The double usage of the term confounded the bathroom question because when a person has been physically altered, they now match what they “identified” with, so it would be normal for them to use the matching bathroom. That is, if a man becomes a woman, then she should now be using the woman’s room since the division between bathrooms has also been about properly facilitating the sex organs (urinals for males, etc).
But if the male has not changed physically, then you have a physical man using a bathroom built for women.
All of that was just the tip of the iceberg, it was seem, for soon people were talking about gender not being just male or female, but actually “fluid”. A few dozen new words for gender appeared in the media and we were all suddenly expected what the proper term for ourselves was.
Terms like “androgynous”, “bigender”, “binary”, “cisgender”, “genderqueer”, “non-binary”, “transgender”, and “two-Spirit” were tossed around, like we should all suddenly understand and use these terms. And if you dared “assume” anyone’s gender by looking at them, someone was bound to scold you for being a thoughtless, heartless bigot.
What Does This Have to Do With Languages?
Well, many languages use two or three genders to identify nouns. This often affects the usage of other words around them, mainly the definite and indefinite articles. In English, we don’t assign gender to words, so our indefinite articles (a, an) and definite article (the) don’t really fluctuate.

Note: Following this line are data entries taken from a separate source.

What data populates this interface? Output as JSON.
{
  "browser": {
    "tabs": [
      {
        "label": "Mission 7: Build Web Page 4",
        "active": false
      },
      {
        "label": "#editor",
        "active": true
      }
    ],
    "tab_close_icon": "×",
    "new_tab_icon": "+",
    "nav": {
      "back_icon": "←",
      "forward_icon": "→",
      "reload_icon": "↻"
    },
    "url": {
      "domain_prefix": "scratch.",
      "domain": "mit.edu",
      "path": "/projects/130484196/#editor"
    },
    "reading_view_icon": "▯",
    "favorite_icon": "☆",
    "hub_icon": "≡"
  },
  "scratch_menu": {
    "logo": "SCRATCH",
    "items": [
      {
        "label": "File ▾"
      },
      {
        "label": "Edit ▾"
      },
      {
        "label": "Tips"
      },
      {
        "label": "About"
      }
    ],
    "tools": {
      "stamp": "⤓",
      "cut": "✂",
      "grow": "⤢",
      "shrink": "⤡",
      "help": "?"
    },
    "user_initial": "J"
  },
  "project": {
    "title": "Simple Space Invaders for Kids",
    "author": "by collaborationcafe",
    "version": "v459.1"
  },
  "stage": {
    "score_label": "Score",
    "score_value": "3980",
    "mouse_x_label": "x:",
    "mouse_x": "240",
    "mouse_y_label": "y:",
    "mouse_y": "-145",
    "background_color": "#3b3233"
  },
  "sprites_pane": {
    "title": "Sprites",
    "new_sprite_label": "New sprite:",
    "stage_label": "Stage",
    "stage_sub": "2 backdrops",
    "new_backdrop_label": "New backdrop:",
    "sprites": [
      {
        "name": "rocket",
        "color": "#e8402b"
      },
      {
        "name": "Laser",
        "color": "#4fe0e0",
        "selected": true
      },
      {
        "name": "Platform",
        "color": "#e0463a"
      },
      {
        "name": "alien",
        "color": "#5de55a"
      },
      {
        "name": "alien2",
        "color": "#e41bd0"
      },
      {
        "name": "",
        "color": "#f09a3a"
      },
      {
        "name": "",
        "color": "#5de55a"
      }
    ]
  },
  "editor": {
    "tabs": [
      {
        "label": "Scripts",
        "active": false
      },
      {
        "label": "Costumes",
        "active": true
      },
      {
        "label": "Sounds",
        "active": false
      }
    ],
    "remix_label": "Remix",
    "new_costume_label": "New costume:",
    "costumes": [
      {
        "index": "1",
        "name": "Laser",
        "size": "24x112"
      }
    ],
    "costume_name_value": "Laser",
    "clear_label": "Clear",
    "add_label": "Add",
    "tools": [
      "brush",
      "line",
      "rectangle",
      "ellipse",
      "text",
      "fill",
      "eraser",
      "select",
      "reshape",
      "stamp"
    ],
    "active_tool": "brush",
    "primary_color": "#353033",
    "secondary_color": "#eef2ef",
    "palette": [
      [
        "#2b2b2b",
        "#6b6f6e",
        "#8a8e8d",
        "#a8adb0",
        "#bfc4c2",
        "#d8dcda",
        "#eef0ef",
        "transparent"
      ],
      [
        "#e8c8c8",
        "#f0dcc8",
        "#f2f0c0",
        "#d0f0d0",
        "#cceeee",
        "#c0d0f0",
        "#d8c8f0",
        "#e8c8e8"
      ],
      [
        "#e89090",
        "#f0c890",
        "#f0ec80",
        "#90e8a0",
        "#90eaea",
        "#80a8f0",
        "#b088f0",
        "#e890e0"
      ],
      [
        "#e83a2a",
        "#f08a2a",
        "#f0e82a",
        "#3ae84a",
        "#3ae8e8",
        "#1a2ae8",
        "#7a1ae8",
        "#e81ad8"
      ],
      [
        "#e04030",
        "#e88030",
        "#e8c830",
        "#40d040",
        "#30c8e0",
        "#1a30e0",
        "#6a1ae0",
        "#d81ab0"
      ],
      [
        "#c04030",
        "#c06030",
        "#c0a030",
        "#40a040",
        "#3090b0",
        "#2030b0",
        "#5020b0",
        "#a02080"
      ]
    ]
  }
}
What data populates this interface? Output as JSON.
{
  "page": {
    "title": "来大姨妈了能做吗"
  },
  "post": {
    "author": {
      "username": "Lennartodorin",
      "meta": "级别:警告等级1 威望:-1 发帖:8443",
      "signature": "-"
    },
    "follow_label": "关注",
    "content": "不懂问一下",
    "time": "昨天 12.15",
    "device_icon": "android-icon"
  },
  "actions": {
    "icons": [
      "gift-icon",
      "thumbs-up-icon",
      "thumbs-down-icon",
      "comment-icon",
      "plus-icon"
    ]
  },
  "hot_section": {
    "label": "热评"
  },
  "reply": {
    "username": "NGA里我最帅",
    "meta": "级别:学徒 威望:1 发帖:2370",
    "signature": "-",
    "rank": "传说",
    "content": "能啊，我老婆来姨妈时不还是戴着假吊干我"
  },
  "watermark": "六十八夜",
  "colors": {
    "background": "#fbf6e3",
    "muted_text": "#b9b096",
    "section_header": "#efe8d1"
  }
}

Now, if a person doesn’t identify with a particular gender, then the terms we use for them, like in relating to a family, gets confusing. Being a son or a daughter depends on your gender, and we don’t have words for these relations which are nongender specific. Furthermore, even if we did, we don’t have the articles to be used for them. The closest would be neuter or neutral nouns and articles, which a few languages have.
Vietnamese in particular has a complex addressing system when speaking to certain people, and part of the determining factors in those titles is the gender. For example, to say “I love you”:
Anh yêu em. (male to female [or younger male] lover)
Em yêu anh. (female [or younger male] to male lover)
This can get even more complicated when you consider that there are languages in which the words used are altered by the gender of the person speaking, the gender of the person being spoken to, or both.
Hebrew, when referencing an action like loving, will have a different conjugation of the verb, depending on those involved. There are some African languages in which married women will speak a different dialect when they need to avoid certain words out of respect for the men, their husband, and in-law family.
In these cases, how should the concept of “gender is fluent” be handled?